In short, multi-factor authentication is the best available method of ensuring security, so it's best to enable it at every opportunity.
Multi-factor specifies that more than one credential is required for access, but it does not place limits on how many factors may be required. This means using two factor authentication(2FA) or more.
And while two factor authentication is the most common subset of MFA used, each additional factor used for verification increases security.
In light of this, the Payment Card Industry Data Security Standard (PCI DSS) replaced all references to two-factor authentication with multi-factor authentication. This suggests that using three factors is acceptable, maybe even preferable.
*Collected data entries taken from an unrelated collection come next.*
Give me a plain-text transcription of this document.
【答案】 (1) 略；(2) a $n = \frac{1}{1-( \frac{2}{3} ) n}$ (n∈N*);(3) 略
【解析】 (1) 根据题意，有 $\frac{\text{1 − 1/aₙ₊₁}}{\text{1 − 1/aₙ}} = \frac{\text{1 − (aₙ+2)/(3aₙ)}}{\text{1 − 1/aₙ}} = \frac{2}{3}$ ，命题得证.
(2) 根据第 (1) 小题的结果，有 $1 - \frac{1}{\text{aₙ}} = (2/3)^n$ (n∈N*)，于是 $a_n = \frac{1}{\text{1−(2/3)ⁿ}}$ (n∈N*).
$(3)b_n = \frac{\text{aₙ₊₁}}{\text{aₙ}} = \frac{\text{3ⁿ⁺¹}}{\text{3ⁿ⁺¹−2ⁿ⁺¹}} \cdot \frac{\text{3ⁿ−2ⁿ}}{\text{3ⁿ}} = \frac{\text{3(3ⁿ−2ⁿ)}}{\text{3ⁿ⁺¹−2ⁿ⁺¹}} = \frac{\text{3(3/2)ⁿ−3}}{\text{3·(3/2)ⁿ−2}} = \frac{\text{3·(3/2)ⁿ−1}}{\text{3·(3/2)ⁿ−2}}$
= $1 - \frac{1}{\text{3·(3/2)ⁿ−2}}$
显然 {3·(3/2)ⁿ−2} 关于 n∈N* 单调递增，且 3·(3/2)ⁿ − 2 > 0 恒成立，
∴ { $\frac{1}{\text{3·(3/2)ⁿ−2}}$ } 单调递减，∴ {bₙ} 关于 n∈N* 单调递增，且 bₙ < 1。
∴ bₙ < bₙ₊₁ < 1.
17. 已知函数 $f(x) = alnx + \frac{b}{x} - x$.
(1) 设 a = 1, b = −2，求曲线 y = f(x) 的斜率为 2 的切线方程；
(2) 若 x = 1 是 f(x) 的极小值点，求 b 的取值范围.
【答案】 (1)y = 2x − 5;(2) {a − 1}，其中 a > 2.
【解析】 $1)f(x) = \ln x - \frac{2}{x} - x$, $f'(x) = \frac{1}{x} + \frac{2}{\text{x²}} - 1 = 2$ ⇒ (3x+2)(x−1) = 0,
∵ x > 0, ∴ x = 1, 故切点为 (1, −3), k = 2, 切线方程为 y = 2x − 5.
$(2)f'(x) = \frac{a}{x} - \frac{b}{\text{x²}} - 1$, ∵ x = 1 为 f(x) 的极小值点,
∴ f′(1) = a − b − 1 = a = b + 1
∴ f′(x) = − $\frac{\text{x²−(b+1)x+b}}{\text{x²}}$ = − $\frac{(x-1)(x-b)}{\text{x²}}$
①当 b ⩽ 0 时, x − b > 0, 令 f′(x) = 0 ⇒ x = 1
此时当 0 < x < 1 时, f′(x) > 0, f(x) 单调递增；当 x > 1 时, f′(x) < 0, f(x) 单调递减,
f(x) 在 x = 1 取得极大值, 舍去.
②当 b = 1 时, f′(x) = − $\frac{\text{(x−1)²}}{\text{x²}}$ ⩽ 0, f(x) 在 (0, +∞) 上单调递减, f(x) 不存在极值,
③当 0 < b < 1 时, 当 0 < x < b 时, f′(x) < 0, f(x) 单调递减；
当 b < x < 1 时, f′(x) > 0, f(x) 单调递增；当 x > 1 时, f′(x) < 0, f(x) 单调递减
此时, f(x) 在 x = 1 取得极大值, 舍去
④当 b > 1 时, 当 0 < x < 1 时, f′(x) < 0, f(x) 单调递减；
What are the approaches to MFA?
As we mentioned previously, there are three accepted types of credentials - knowledge, possession, and inherence. Because the first one is usually a password, the other factors usually stem from the second, and occasionally third, type. Here are a few of the available authentication methods:
- Time-based One-time Password (TOTP): The app/website asks the user for verification in the form of a second password generated by a third-party app such as Google Authenticator.
- Short Message Service (SMS): After you log in with a password, you are sent a one-time code via SMS text message that you then enter into the appropriate field.
- Email: Similar to SMS, you receive a one-time login code after entering a password, this time via email.
- Push notification: A push notification is sent to you, often on your mobile device. This allows you to certify access to your account.
- Integrated solution: Some applications allow you to open a corresponding app on a device that has already been authenticated in order to permit access. Gmail and other Google apps are examples of this.
Determining which MFA method is right for you
The most secure option is always the best choice.
SMS and email-based MFA methods are better than using a password-only approach. But they also offer the lowest level of security. SMS works well for decades-old technology that was never optimized for security. In a targeted attack, cybercriminals can easily intercept OTPs sent to mobile numbers.
Similarly, email accounts are popular targets for attackers. If your inbox becomes compromised, you could potentially lose the security benefits that using MFA offers.
The other methods we mentioned - Integrated authentication, push notifications, and Time based one password (TOTP) - are far more secure options.
How to implement MFA - FAQ
The best way to implement MFA is to get an expert to help you.
There are dozens of companies that offer MFA as a software solution, such as Google and Auth0. This is good for all of us because these are part of a suite of security and authentication technologies.
1. What is device activation, and how is it related to MFA?
Device activation is commonly mistaken for MFA. They involve similar processes, but for different outcomes.
Both require a secondary credential to access an application. Both also use factors such as SMS messaging, authenticator apps, and push notifications.
The difference is that device activation only occurs when you attempt to use an unfamiliar device or browser, or if you are outside of the normal range of a trusted IP address. By contrast, MFA requires additional credentials every time you log in to a particular account.
2. What are the most secure MFA methods, and how much do they cost?
There are several MFA methods available. The most secure and well-known are TOTP and push notifications.
This is great news because some platforms - Google Auth, for example - offer free and open-source applications that are easy to use and integrate.
3. How long does it take to implement MFA?
The time it takes to implement MFA will depend on which solution you choose. It's generally a very straightforward process.
Documentation on MFA solutions tends to be very clear, and if there's something you don't understand, experts are standing by to help.